Experiments can be setup to prove something, to disprove something or to find out something.

A trumpet professor at Indiana U, Bill Adam, did some experiments a few years ago with an air gun. He stretched a piece of leather and secured it very tightly over the mouthpiece of a trumpet.

He then poked a tiny hole in the center which serves as the aperture. Then he used a compressor which blows highly accelerated air across the hole in the leather.

He said it produced an extremely loud and high note, much like an air horn.

He concluded that the sound produced by a trumpet is the result of sympathetic vibrations that are setup in the tubing. The more the air is accelerated the easier it should be to produce high notes.

Mr.

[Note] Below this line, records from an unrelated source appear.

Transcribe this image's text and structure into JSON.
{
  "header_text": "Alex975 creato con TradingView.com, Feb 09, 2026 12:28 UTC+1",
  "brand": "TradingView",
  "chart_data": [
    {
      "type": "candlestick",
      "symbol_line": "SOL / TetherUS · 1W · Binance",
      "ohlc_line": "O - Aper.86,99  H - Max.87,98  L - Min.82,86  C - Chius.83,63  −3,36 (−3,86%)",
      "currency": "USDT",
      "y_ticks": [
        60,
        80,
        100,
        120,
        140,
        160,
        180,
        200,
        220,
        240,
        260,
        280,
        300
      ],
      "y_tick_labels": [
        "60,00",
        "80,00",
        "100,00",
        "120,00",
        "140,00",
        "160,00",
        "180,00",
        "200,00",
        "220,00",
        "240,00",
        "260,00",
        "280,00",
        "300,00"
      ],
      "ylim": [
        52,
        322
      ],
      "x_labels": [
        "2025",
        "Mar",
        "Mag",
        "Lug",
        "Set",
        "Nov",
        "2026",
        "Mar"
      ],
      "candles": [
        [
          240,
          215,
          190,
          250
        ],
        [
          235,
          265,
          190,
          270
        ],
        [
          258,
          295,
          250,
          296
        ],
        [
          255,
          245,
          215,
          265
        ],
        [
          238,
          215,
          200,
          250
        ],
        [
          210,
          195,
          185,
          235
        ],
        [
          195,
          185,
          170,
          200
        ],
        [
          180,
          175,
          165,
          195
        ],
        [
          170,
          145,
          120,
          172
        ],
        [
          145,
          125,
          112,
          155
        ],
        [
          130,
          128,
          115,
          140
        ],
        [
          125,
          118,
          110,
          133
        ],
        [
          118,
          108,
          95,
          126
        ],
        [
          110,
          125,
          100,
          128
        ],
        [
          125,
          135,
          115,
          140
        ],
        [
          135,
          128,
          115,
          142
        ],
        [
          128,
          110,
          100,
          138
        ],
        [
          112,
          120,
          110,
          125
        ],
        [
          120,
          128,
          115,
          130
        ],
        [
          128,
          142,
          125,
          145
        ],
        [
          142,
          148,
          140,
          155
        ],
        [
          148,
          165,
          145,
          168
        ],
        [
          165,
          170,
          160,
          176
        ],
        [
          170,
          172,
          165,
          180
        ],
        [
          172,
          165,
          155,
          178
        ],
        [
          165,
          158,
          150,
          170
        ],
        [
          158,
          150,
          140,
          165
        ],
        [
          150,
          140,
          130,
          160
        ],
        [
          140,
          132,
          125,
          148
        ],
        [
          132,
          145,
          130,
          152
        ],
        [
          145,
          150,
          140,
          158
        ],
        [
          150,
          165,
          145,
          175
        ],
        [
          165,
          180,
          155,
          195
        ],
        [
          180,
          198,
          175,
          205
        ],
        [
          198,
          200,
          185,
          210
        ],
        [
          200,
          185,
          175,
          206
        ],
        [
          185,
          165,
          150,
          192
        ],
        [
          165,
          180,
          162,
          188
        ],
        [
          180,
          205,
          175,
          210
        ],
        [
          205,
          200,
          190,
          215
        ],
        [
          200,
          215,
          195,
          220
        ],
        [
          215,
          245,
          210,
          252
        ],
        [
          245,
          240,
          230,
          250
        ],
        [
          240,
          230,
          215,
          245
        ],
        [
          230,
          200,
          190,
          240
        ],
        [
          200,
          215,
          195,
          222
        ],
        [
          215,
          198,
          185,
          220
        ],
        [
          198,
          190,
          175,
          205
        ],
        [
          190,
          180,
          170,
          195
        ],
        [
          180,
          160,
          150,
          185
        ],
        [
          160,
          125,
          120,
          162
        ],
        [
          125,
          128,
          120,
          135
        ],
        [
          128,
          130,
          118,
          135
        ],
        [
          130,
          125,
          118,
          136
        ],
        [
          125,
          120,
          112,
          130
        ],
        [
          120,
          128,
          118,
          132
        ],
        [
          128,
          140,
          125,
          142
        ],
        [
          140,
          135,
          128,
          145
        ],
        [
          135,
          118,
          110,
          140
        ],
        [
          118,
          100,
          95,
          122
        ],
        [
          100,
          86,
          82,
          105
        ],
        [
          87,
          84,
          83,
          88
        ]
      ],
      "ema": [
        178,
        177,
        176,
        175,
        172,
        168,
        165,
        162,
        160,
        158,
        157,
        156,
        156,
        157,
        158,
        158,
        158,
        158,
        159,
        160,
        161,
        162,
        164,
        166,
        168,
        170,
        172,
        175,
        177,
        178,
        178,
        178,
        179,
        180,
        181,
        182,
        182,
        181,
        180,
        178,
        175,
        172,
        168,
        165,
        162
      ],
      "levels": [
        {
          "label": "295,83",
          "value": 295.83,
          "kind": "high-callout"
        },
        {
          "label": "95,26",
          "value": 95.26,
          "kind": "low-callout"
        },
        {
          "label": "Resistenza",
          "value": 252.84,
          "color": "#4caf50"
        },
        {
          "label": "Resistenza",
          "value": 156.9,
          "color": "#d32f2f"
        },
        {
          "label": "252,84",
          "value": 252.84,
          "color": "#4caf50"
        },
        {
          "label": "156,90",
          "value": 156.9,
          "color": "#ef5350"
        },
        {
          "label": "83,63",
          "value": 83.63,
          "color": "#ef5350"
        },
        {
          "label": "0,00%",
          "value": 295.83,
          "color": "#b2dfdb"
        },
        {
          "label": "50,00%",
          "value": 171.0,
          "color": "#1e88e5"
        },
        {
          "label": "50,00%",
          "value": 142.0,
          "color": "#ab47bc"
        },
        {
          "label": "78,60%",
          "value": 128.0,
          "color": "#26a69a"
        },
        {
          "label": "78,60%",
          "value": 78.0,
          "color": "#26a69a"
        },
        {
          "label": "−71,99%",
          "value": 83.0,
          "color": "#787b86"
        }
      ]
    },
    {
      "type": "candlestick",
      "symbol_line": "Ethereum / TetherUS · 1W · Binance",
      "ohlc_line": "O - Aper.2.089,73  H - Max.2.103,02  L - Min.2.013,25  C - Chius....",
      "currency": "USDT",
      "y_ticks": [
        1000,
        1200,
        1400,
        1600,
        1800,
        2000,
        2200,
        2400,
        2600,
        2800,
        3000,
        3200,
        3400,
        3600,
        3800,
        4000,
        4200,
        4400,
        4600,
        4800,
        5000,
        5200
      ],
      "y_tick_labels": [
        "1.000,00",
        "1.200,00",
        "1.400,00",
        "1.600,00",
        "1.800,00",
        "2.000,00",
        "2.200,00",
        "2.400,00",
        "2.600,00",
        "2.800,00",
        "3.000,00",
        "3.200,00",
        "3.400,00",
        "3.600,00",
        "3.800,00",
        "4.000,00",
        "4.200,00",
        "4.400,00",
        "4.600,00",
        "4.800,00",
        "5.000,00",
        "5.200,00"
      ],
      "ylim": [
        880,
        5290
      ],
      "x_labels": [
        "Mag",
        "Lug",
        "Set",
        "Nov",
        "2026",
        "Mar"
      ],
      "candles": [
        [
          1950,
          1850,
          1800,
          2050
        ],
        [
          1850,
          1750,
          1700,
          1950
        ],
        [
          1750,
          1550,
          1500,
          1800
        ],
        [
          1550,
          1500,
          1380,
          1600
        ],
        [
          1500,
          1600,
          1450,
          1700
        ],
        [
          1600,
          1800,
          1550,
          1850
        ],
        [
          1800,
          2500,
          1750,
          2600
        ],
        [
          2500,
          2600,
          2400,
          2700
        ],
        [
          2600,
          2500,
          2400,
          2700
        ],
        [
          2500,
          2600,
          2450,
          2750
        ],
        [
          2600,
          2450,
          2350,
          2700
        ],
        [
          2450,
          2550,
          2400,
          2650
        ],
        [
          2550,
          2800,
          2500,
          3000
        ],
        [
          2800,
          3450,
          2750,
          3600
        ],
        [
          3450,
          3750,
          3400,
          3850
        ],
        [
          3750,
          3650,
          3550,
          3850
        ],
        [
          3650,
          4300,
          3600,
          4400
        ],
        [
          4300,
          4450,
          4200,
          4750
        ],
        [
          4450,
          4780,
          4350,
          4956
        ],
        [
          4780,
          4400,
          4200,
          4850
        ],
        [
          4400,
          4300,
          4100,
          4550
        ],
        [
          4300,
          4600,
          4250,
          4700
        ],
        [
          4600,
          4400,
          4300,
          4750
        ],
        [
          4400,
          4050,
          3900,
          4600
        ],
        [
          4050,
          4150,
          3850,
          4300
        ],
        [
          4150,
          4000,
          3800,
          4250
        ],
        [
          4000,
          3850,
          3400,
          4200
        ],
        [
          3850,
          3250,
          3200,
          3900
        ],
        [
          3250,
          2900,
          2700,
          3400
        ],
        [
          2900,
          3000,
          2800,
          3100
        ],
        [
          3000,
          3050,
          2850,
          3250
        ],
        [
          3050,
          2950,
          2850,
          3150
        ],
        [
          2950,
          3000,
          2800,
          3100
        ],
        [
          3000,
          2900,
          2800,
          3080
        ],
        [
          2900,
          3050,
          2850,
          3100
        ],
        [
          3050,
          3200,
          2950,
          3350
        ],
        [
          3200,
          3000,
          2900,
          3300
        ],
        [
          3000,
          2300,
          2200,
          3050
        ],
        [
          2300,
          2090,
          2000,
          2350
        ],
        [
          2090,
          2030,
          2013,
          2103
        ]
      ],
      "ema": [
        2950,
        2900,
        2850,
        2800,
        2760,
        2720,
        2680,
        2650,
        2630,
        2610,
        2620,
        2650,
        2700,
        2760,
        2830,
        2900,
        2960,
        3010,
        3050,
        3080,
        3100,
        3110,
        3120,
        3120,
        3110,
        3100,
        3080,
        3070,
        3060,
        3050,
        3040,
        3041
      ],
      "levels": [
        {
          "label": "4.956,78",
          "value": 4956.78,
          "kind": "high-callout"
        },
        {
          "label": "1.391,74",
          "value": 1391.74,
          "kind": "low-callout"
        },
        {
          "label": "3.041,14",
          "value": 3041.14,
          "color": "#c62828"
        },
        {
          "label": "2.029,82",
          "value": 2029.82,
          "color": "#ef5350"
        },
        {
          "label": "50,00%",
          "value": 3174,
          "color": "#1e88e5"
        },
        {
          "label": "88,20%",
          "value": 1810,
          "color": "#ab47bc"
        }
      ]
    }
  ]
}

Adam did a great deal for trumpet playing but he was not using good scientific principles. Mr. Adam was trying to prove that embouchure is not as important as air.

He did prove that a note can be produced through an open hole.

He did NOT prove it is impossible to buzz and play or which is more efficient.

In 1962 Robert Weast did some studies with a machine that blew pressurized air through rubber lips that were under tension.

The amounts of pressure do NOT compare with what we encounter. But the general findings do.

Using 5 oz of air pressure (oz/si) these notes were produced:

Ab ( 1 oz of membrane tension),

A ( 2 oz of membrane tension),

Bb ( 5 oz of membrane tension),

B ( 6 oz of membrane tension),

C ( 7 oz of membrane tension),

D ( 8 oz of membrane tension).

Although both open and closed produce notes. Open needs more air than closed. Closed with the same airspeed as open gives a higher note.

The D could be produced with:

14 oz of air @ 1 oz of tension,

13 oz of air @ 2 oz of tension,

12 oz of air @ 5 oz of tension,

9 oz of air @ 6 oz of tension,

7 oz of air @ 7 oz of tension,

5 oz of air @ 8 oz of tension.

He had NO way to add lip compression. He could make the hole bigger and smaller by tension alone.

The looser lip setting required more air pressure to play higher notes.

Don't confuse tension with compression. Lips CAN be compressed but relaxed and they CAN be tense and open.